Although as believers we understand the above to be true, many professed Christians (being saved by God's grace) continue to place themselves under the law believing they can become holy by their own accord (efforts). This often is motivated by pride, thus desire to be “spiritually elite”, when compared to other Christians. We see spiritually elite worshipers in our churches – those being the ones who “cherry-pick” select Commandments (they believe they successfully fulfill by their own efforts) to beat about the heads and shoulders of others. Not only are these spiritually elite (Pharisaical) people not given the authority to behave in such ways, they are in Christ’s words “hypocrites” – deceivers of the truth regarding God’s mercy and unconditional love for all of us. Sadly too, is that these self-righteous believers, indicate by their behavior that Christ died in vain. To say, by way of faith, you are believer and follower in the teachings and instructions of Jesus Christ means that you believe that Christ has fulfilled the laws for us and by way of His own death and resurrection, redeemed us (saved us) from the consequences of breaking God’s Commandments. To practice strict observance of the law (or parts of it); advocate the following of select laws; and or to conduct oneself without regard to the Spirit of Christ is, in Christ's own words, being hypocritical, thus deceivers of the truth.

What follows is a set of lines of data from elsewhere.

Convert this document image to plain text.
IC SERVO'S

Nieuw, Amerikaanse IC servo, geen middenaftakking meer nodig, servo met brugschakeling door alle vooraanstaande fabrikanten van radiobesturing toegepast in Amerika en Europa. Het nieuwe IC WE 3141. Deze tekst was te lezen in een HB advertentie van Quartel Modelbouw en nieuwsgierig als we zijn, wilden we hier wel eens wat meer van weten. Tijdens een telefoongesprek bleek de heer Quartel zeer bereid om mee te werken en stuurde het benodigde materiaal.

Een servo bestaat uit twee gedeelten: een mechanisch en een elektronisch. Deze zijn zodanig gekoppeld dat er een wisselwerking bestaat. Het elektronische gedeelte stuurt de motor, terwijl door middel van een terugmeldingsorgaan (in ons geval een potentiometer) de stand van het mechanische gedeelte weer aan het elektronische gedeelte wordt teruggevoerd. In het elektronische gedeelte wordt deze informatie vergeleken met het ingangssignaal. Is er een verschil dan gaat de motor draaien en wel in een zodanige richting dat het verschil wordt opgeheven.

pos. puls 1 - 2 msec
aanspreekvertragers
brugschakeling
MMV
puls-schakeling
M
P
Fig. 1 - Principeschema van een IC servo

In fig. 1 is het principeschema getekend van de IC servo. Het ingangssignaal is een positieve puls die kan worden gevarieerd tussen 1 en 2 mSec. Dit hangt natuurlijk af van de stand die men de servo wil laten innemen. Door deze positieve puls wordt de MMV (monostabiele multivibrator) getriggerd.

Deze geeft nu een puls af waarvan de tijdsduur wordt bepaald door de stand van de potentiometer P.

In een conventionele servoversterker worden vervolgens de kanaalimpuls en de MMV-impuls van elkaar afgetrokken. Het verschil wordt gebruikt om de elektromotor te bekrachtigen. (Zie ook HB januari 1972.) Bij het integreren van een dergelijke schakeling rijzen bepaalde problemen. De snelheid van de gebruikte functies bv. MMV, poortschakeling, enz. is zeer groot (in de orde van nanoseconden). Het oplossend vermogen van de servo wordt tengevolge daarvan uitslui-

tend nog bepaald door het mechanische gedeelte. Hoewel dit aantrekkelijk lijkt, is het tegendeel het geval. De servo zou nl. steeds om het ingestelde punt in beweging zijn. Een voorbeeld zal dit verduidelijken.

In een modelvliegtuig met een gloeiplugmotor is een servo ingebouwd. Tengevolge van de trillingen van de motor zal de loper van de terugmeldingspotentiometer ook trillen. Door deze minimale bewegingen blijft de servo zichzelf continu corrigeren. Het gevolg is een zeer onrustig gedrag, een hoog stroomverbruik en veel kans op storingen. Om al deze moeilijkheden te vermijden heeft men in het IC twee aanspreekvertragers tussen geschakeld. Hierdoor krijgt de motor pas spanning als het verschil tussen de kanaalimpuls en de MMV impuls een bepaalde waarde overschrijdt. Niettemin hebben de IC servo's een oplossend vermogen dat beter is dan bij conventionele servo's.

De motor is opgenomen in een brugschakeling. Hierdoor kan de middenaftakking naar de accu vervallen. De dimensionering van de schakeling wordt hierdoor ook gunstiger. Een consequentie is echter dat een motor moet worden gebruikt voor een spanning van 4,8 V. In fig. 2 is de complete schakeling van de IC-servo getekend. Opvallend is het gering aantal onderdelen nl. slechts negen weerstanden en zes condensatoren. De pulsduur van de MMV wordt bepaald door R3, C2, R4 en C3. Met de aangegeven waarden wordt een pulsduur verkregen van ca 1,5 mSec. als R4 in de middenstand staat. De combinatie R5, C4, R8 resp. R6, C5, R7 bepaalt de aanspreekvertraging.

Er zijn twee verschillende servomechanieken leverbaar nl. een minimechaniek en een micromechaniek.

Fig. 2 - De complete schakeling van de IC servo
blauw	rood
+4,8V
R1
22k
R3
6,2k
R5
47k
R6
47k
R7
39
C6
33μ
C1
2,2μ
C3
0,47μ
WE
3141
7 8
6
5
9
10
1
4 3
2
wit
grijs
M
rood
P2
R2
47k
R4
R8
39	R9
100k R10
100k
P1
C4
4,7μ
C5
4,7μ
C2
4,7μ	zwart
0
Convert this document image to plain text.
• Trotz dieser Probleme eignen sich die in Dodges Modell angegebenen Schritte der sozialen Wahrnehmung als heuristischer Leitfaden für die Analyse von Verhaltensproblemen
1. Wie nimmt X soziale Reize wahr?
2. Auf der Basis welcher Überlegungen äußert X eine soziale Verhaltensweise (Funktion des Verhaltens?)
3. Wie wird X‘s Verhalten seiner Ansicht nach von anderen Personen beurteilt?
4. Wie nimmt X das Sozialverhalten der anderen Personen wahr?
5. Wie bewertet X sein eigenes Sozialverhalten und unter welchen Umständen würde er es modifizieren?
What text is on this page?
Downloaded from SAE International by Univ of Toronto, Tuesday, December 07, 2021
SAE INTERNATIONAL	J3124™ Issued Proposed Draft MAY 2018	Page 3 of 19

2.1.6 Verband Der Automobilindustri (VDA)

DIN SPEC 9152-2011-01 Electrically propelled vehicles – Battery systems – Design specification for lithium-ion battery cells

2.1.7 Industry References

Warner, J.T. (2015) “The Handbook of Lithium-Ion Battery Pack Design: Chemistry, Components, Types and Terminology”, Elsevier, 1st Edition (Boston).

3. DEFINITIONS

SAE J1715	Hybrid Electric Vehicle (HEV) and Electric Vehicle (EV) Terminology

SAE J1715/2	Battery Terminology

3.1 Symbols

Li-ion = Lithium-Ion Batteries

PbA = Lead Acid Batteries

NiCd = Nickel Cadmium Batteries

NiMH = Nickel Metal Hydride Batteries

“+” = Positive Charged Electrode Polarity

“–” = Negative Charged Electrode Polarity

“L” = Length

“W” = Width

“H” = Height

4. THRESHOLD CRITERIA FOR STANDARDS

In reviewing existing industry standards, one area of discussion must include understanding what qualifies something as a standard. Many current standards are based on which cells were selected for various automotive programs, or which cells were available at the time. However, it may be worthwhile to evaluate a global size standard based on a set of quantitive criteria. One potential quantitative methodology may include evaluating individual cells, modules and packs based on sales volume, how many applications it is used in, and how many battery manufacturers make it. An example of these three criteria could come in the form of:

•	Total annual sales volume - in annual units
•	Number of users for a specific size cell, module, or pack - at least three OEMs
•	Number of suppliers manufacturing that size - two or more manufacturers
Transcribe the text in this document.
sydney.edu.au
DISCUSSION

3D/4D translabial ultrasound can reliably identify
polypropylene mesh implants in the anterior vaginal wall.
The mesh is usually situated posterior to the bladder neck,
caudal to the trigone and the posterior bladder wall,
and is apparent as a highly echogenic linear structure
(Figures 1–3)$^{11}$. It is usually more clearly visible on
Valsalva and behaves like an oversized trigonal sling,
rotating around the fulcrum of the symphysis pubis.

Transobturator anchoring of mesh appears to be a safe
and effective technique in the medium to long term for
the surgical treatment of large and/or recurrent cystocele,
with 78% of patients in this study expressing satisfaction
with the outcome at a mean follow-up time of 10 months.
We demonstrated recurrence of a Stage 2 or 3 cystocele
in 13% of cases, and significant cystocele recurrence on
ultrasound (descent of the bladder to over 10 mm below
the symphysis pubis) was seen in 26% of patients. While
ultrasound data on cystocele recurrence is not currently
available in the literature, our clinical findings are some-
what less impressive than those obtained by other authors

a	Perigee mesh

Summary: As believers, our call is to be stable in our understanding, thus thinking, in fulfilling God’s purpose while here on earth. We are to have the sureness of understanding of who we are in relation to God and our need for Him in all things. We must, by way of Jesus Christ, be spiritually connected with God and not to the world for our answers and direction. We must be steadfast in our quest to abide in Christ for all things and with this, experience the indwelling of His Spirit (the Holy Spirit). To do so requires us to be vigilant of the Evil One’s efforts to deceive us in believing we can be one with God while at the same time being our own God. Finally, we must resist Satan’s efforts for us to mix the truths of the Gospel as it pertains grace and the Law. To mix the two again leads to being unstable in our ways. To mix the Law with Grace denies us from experiencing the fullness of Christ and our Father’s love and further nourishes the deadly disease of pride from which separates us from God. Our call is to be single-minded by being well grounded in God’s Word, and with it, His command to listen to Christ, and only Christ. For He is the light and the truth. There is no other.